Essa cultura autoritária ainda era dominante na Corte quando da chegada de Marco Aurélio. O presidente Sarney havia sido felicíssimo na nomeação dos Ministros Pertence e Celso de Mello, os primeiros a enfrentar a ideologia ditatorial e Marco Aurélio veio para essa ala, pois não tinha compromisso algum com a ordem decaída em 1988. Sua judicatura assinala a transição da ditadura para o Estado Democrático de Direito.
Tantas vezes ficou vencido que o apelidaram de mister discenting, como na Suprema Corte dos Estados Unidos são chamados os eternos vencidos. Hoje não é mais e não foi ele quem mudou. Foi o Tribunal que evoluiu.

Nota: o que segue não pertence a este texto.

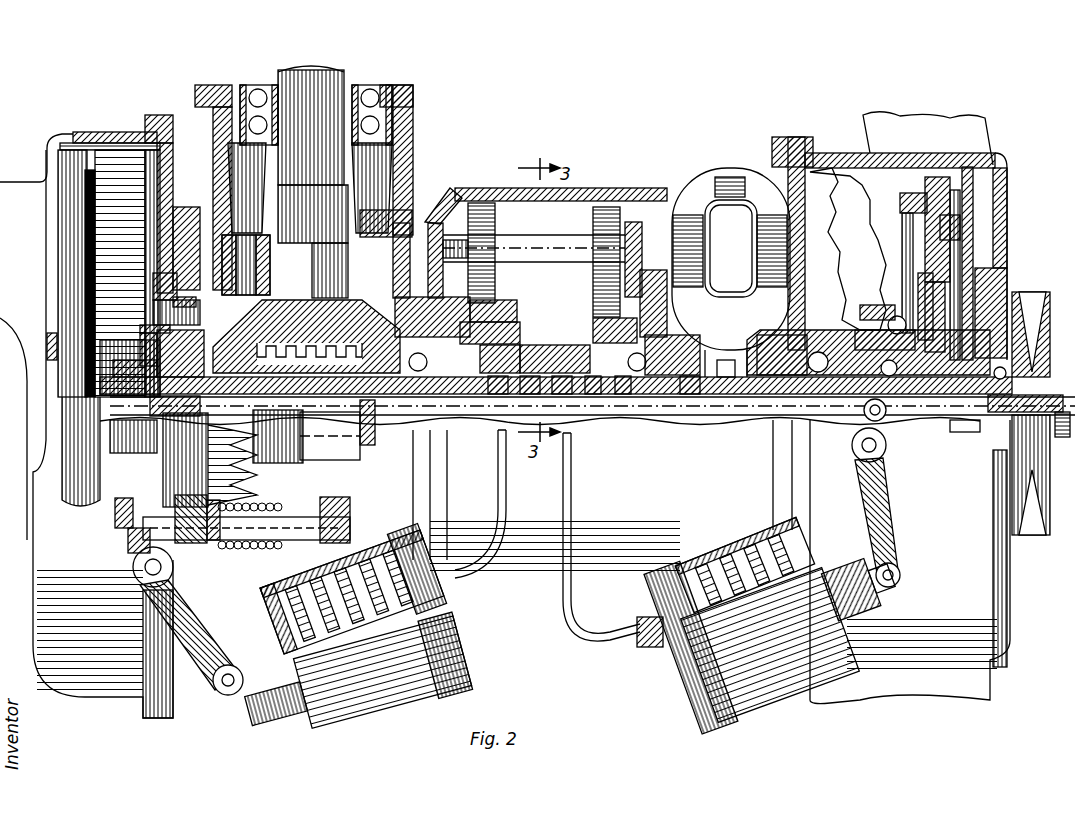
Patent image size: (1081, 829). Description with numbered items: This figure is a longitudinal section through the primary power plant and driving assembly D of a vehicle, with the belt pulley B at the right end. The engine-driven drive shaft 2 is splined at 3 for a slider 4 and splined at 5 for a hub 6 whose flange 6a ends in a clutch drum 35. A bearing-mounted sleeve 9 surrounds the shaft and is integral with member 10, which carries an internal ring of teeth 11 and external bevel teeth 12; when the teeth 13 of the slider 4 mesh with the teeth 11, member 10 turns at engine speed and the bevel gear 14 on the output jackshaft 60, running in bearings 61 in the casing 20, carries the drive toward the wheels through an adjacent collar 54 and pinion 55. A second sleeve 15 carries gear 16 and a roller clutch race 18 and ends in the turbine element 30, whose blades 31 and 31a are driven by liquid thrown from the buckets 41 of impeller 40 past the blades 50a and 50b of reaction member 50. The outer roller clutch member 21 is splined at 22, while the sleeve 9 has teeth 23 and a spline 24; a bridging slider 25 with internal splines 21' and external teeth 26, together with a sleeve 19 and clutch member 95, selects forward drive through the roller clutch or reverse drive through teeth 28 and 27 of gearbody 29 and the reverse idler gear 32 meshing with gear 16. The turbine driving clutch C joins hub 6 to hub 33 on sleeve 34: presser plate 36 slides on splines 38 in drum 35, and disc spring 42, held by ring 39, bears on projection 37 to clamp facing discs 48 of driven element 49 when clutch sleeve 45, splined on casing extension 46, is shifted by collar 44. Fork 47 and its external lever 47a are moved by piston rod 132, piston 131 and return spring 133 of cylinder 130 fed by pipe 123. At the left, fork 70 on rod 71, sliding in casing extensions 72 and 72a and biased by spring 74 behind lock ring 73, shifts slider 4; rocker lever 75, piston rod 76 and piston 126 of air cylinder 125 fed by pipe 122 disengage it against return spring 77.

The clutch D is at (150, 333).
The drive shaft 2 is at (330, 455).
The spline 3 is at (120, 368).
The slider 4 is at (140, 340).
The spline 5 is at (1010, 412).
The hub 6 is at (992, 400).
The flange 6a is at (970, 300).
The sleeve 9 is at (374, 420).
The member 10 is at (130, 536).
The internal ring of teeth 11 is at (157, 313).
The external bevel teeth 12 is at (250, 458).
The teeth 13 is at (150, 345).
The bevel gear 14 is at (318, 300).
The sleeve 15 is at (690, 400).
The gear 16 is at (626, 400).
The roller clutch race 18 is at (593, 400).
The sleeve 19 is at (565, 390).
The casing 20 is at (455, 197).
The outer roller clutch member 21 is at (497, 395).
The internal splines 21' is at (500, 319).
The external spline 22 is at (532, 390).
The teeth 23 is at (470, 328).
The spline 24 is at (546, 340).
The bridging slider 25 is at (520, 300).
The external teeth 26 is at (556, 318).
The teeth 27 is at (606, 212).
The teeth 28 is at (476, 212).
The gearbody 29 is at (506, 235).
The turbine element 30 is at (680, 332).
The blades 31 is at (685, 225).
The blades 31a is at (766, 220).
The reverse idler gear 32 is at (648, 322).
The hub 33 is at (962, 400).
The sleeve 34 is at (846, 412).
The drum 35 is at (970, 180).
The presser plate 36 is at (932, 195).
The projection 37 is at (904, 255).
The splines 38 is at (956, 185).
The ring 39 is at (906, 200).
The impeller member 40 is at (800, 300).
The buckets 41 is at (766, 295).
The disc spring 42 is at (920, 290).
The collar 44 is at (860, 310).
The clutch sleeve 45 is at (896, 316).
The casing extension 46 is at (855, 340).
The fork 47 is at (882, 447).
The external lever 47a is at (916, 488).
The facing discs 48 is at (960, 226).
The driven element 49 is at (992, 280).
The reaction member 50 is at (690, 178).
The blades 50a is at (728, 185).
The blades 50b is at (712, 292).
The collar 54 is at (202, 400).
The pinion 55 is at (160, 420).
The output jackshaft 60 is at (296, 80).
The bearings 61 is at (258, 92).
The fork 70 is at (118, 510).
The rod 71 is at (134, 562).
The casing extension 72 is at (206, 542).
The casing extension 72a is at (306, 494).
The lock ring 73 is at (326, 545).
The biasing spring 74 is at (250, 545).
The rocker lever 75 is at (150, 588).
The piston rod 76 is at (298, 680).
The return spring 77 is at (280, 612).
The clutch member 95 is at (578, 310).
The pipe 122 is at (500, 562).
The pipe 123 is at (582, 640).
The air cylinder 125 is at (394, 700).
The piston 126 is at (446, 622).
The cylinder 130 is at (746, 545).
The piston 131 is at (720, 556).
The piston rod 132 is at (892, 582).
The return spring 133 is at (806, 542).
The belt pulley B is at (1040, 385).
The turbine driving clutch C is at (1000, 220).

Marco Aurélio se agigantou como garantista, não como liberal. É curioso, muita gente que nunca leu Ferrajoli, o grande teórico do garantismo penal, usa e abusa desse termo, especialmente para criticar os “liberais”. Eu não rotulo Marco Aurélio de liberal. Como exemplo aponto seu voto – que ouvi com muita tristeza, ainda que sem qualquer interesse no feito – denegando Habeas Corpus no caso da Operação Satiagraha, ao contrário do que teria feito um juiz liberal. O garantismo consiste apenas em assegurar efetividade concreta às garantias que a Constituição dá ao indivíduo contra o poder do Estado.
Luigi Ferrajoli diz que se a Constituição não for aplicada às mais corriqueiras situações do dia-a-dia, com “técnicas coercitivas, ou seja, garantias”, ela não passará de um pedaço de papel, inútil para a sociedade. Hoje há quem ressuscite juristas do nacional-socialismo que diziam que a Constituição não passava, sim, de um pedaço de papel, incapaz de se opor à vontade do povo, expressa pelo Führer. A coisa agora piorou, pois não há mais Führer e qualquer autoridade tem pretensões de veicular a vontade do povo.
Marco Aurélio nunca se alinhou a esses. Ao contrário, aferrou-se sempre à afirmação das garantias constitucionais, essenciais para a concretização do Estado Democrático de Direito.
Implicitamente essa nova safra de Ministros dos governos civis sepultou dois axiomas perversos da jurisprudência da ditadura.
O primeiro dizia que o Supremo não é casa de Justiça, mas órgão de unificação da interpretação do direito federal. Fosse isso verdade e a corte deveria retirar de sua denominação a palavra “Tribunal”. O Estado Democrático de Direito não entende uma “casa de Direito” que não seja casa de Justiça, e nele não há tribunal que não o seja.
O segundo é o de que o Supremo jamais olha para os fatos, mas só para o Direito. Ora, interpretar o Direito é aplicá-lo, e isso só é possível quando se amolda o texto do diploma legal a fatos, criando-se a norma. Esses fatos são, não raro, pequenos, prosaicos até, mas isso é o exercício da jurisdição constitucional que Marco Aurélio tão bem pratica.
Vinte anos, parece que foi ontem! E foi o tempo necessário para que o vencido passasse a formador de opinião, ajudando a levar a Suprema Corte para o garantismo constitucional.
Que bom para o Brasil seria ter alguém como Marco Aurélio em cada vara, em cada grotão, em cada juízo de primeiro grau nas grandes capitais, em cada Tribunal de apelação. Não haveria maneira melhor de desafogar o Supremo das causas que ali chegam.